Is global warming really happening?
Source: Image courtesy of
NASA
Around the world scientists, politicians and business leaders are debating about the existence, extent and cause of global warming.
One view maintains that global warming is not occurring and we are merely witnessing natural weather patterns.
As humans only recently began keeping records of the weather in the last few hundred years, we know much less about how the weather varies over thousands, hundreds of thousands, or hundreds of million years.
In this view, it is therefore possible that a few unusually hot or cold years or changes in weather patterns may be entirely natural.
A second group does acknowledge that global warming appears to be happening, but challenges the belief that humans are responsible.
This group maintains that we are undergoing a long-term change in the weather; however this is caused by changes in the sun, the earth and much larger natural events than a few hundred years of pollution released by humans.
Finally, there is a growing group who believe that humans are directly contributing, if not actually causing, changes in global weather patterns.
This group believes that our choices of where we live, the pollution we release into the natural environment, and our direct impact on the environment - removing tree cover for farming, diverting rivers for our own water needs and emitting heat from our industries - are forcing up global temperatures and changing weather patterns.

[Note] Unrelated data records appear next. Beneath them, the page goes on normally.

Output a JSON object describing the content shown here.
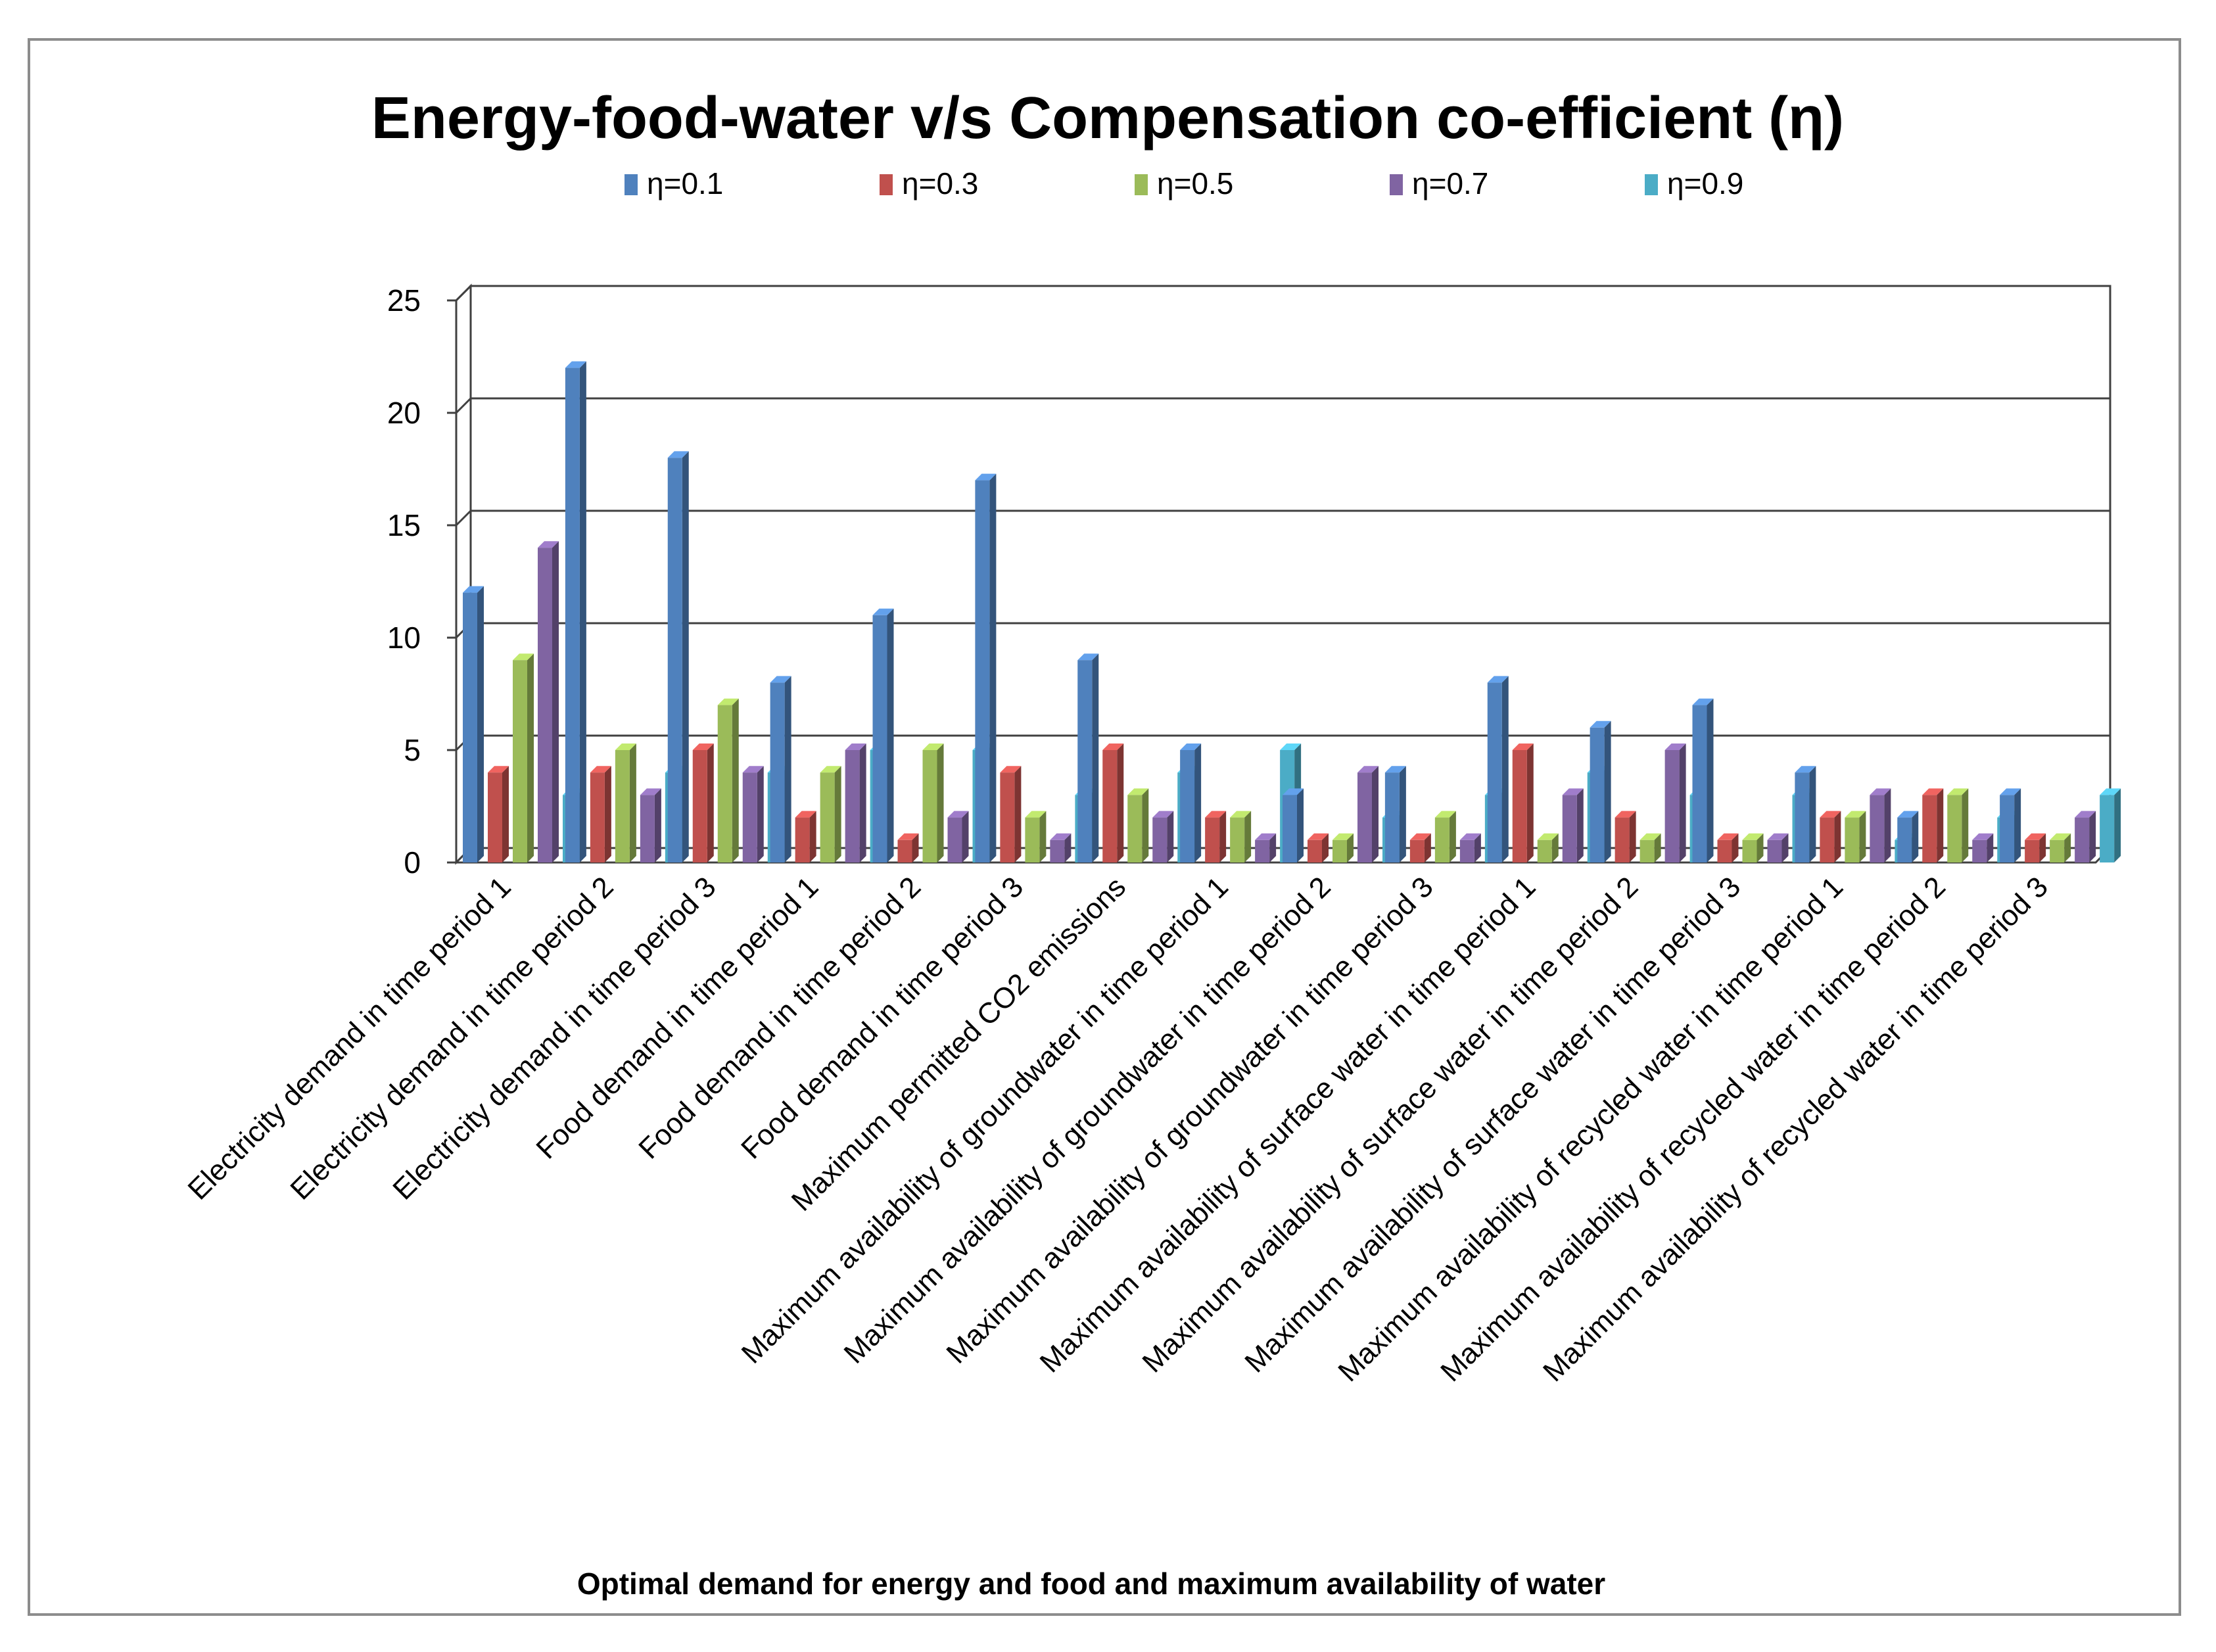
{
  "chart_data": {
    "type": "bar",
    "title": "Energy-food-water v/s Compensation co-efficient (η)",
    "xlabel": "Optimal demand for energy and food and maximum availability  of water",
    "ylabel": "",
    "ylim": [
      0,
      25
    ],
    "yticks": [
      "0",
      "5",
      "10",
      "15",
      "20",
      "25"
    ],
    "grid": true,
    "legend_position": "top",
    "categories": [
      "Electricity demand in time period 1",
      "Electricity demand in time period 2",
      "Electricity demand in time period 3",
      "Food demand in time period 1",
      "Food demand in time period 2",
      "Food demand in time period 3",
      "Maximum permitted CO2 emissions",
      "Maximum availability of groundwater in time period 1",
      "Maximum availability of groundwater in time period 2",
      "Maximum availability of groundwater in time period 3",
      "Maximum availability of surface water in time period 1",
      "Maximum availability of surface water in time period 2",
      "Maximum availability of surface water in time period 3",
      "Maximum availability of recycled water in time period 1",
      "Maximum availability of recycled water in time period 2",
      "Maximum availability of recycled water in time period 3"
    ],
    "series": [
      {
        "name": "η=0.1",
        "color": "#4f81bd",
        "values": [
          12,
          22,
          18,
          8,
          11,
          17,
          9,
          5,
          3,
          4,
          8,
          6,
          7,
          4,
          2,
          3
        ]
      },
      {
        "name": "η=0.3",
        "color": "#c0504d",
        "values": [
          4,
          4,
          5,
          2,
          1,
          4,
          5,
          2,
          1,
          1,
          5,
          2,
          1,
          2,
          3,
          1
        ]
      },
      {
        "name": "η=0.5",
        "color": "#9bbb59",
        "values": [
          9,
          5,
          7,
          4,
          5,
          2,
          3,
          2,
          1,
          2,
          1,
          1,
          1,
          2,
          3,
          1
        ]
      },
      {
        "name": "η=0.7",
        "color": "#8064a2",
        "values": [
          14,
          3,
          4,
          5,
          2,
          1,
          2,
          1,
          4,
          1,
          3,
          5,
          1,
          3,
          1,
          2
        ]
      },
      {
        "name": "η=0.9",
        "color": "#4bacc6",
        "values": [
          3,
          4,
          4,
          5,
          5,
          3,
          4,
          5,
          2,
          3,
          4,
          3,
          3,
          1,
          2,
          3
        ]
      }
    ]
  }
}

Regardless of the cause or whether this is a short-term or long-term variation in the earth’s temperature, there are clear indications that the earth is heating up.

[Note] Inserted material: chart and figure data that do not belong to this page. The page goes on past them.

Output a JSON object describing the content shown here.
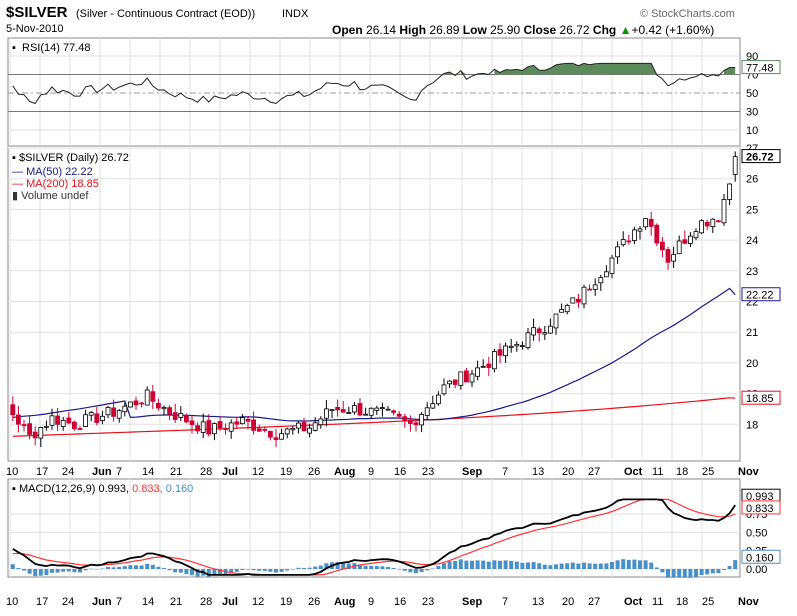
{
  "header": {
    "symbol": "$SILVER",
    "description": "(Silver - Continuous Contract (EOD))",
    "exchange": "INDX",
    "watermark": "© StockCharts.com",
    "date": "5-Nov-2010",
    "open_label": "Open",
    "open": "26.14",
    "high_label": "High",
    "high": "26.89",
    "low_label": "Low",
    "low": "25.90",
    "close_label": "Close",
    "close": "26.72",
    "chg_label": "Chg",
    "chg": "+0.42 (+1.60%)",
    "chg_arrow": "▲"
  },
  "colors": {
    "up": "#000000",
    "down": "#cc0033",
    "ma50": "#1a1a8c",
    "ma200": "#e8101a",
    "rsi_fill": "#5c8a5c",
    "macd": "#000000",
    "signal": "#ff3333",
    "hist": "#4a90c8"
  },
  "rsi_panel": {
    "legend": "RSI(14) 77.48",
    "current_label": "77.48",
    "ticks": [
      "90",
      "70",
      "50",
      "30",
      "10"
    ]
  },
  "price_panel": {
    "legend_main": "$SILVER (Daily) 26.72",
    "legend_ma50": "MA(50) 22.22",
    "legend_ma200": "MA(200) 18.85",
    "legend_volume": "Volume undef",
    "last_label": "26.72",
    "ma50_label": "22.22",
    "ma200_label": "18.85",
    "ticks": [
      "27",
      "26",
      "25",
      "24",
      "23",
      "22",
      "21",
      "20",
      "19",
      "18"
    ]
  },
  "macd_panel": {
    "legend_name": "MACD(12,26,9)",
    "legend_macd": "0.993,",
    "legend_signal": "0.833,",
    "legend_hist": "0.160",
    "macd_label": "0.993",
    "signal_label": "0.833",
    "hist_label": "0.160",
    "ticks": [
      "0.75",
      "0.50",
      "0.25",
      "0.00"
    ]
  },
  "x_labels": [
    "10",
    "17",
    "24",
    "Jun",
    "7",
    "14",
    "21",
    "28",
    "Jul",
    "12",
    "19",
    "26",
    "Aug",
    "9",
    "16",
    "23",
    "Sep",
    "7",
    "13",
    "20",
    "27",
    "Oct",
    "11",
    "18",
    "25",
    "Nov"
  ],
  "chart_data": {
    "type": "candlestick",
    "title": "$SILVER (Silver - Continuous Contract (EOD))",
    "period": "daily",
    "date_range": [
      "2010-05-10",
      "2010-11-05"
    ],
    "last": {
      "date": "5-Nov-2010",
      "open": 26.14,
      "high": 26.89,
      "low": 25.9,
      "close": 26.72
    },
    "ylim": [
      17.2,
      27.2
    ],
    "weekly_close_approx": [
      {
        "week": "May 10",
        "close": 18.8
      },
      {
        "week": "May 17",
        "close": 19.0
      },
      {
        "week": "May 24",
        "close": 17.8
      },
      {
        "week": "Jun 7",
        "close": 18.0
      },
      {
        "week": "Jun 14",
        "close": 18.5
      },
      {
        "week": "Jun 21",
        "close": 18.6
      },
      {
        "week": "Jun 28",
        "close": 18.9
      },
      {
        "week": "Jul 12",
        "close": 18.0
      },
      {
        "week": "Jul 19",
        "close": 18.1
      },
      {
        "week": "Jul 26",
        "close": 17.9
      },
      {
        "week": "Aug 9",
        "close": 18.5
      },
      {
        "week": "Aug 16",
        "close": 18.2
      },
      {
        "week": "Aug 23",
        "close": 18.4
      },
      {
        "week": "Sep 7",
        "close": 19.6
      },
      {
        "week": "Sep 13",
        "close": 20.2
      },
      {
        "week": "Sep 20",
        "close": 20.9
      },
      {
        "week": "Sep 27",
        "close": 21.8
      },
      {
        "week": "Oct 11",
        "close": 24.0
      },
      {
        "week": "Oct 18",
        "close": 23.5
      },
      {
        "week": "Oct 25",
        "close": 24.6
      },
      {
        "week": "Nov",
        "close": 26.72
      }
    ],
    "series": [
      {
        "name": "MA(50)",
        "last": 22.22
      },
      {
        "name": "MA(200)",
        "last": 18.85
      },
      {
        "name": "RSI(14)",
        "last": 77.48
      },
      {
        "name": "MACD(12,26,9)",
        "macd": 0.993,
        "signal": 0.833,
        "histogram": 0.16
      }
    ]
  }
}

According to the Australian Greenhouse Office publication 'Climate Change: An Australian Guide to the Science and Potential Impacts
', "the 1990s were the warmest decade and 1998 the warmest year of the millennium".
When charting meteorological (weather) records since 1910
there is a trend to warmer annual mean temperatures across Australia.
The Bureau of Meteorology
has reported that 2005 was the hottest year in Australia’s recorded history, and the second warmest year globally since records have been kept.
Studies of retreating glaciers and sea, ice global ocean currents, and winds have also indicated that significant climate change is in progress.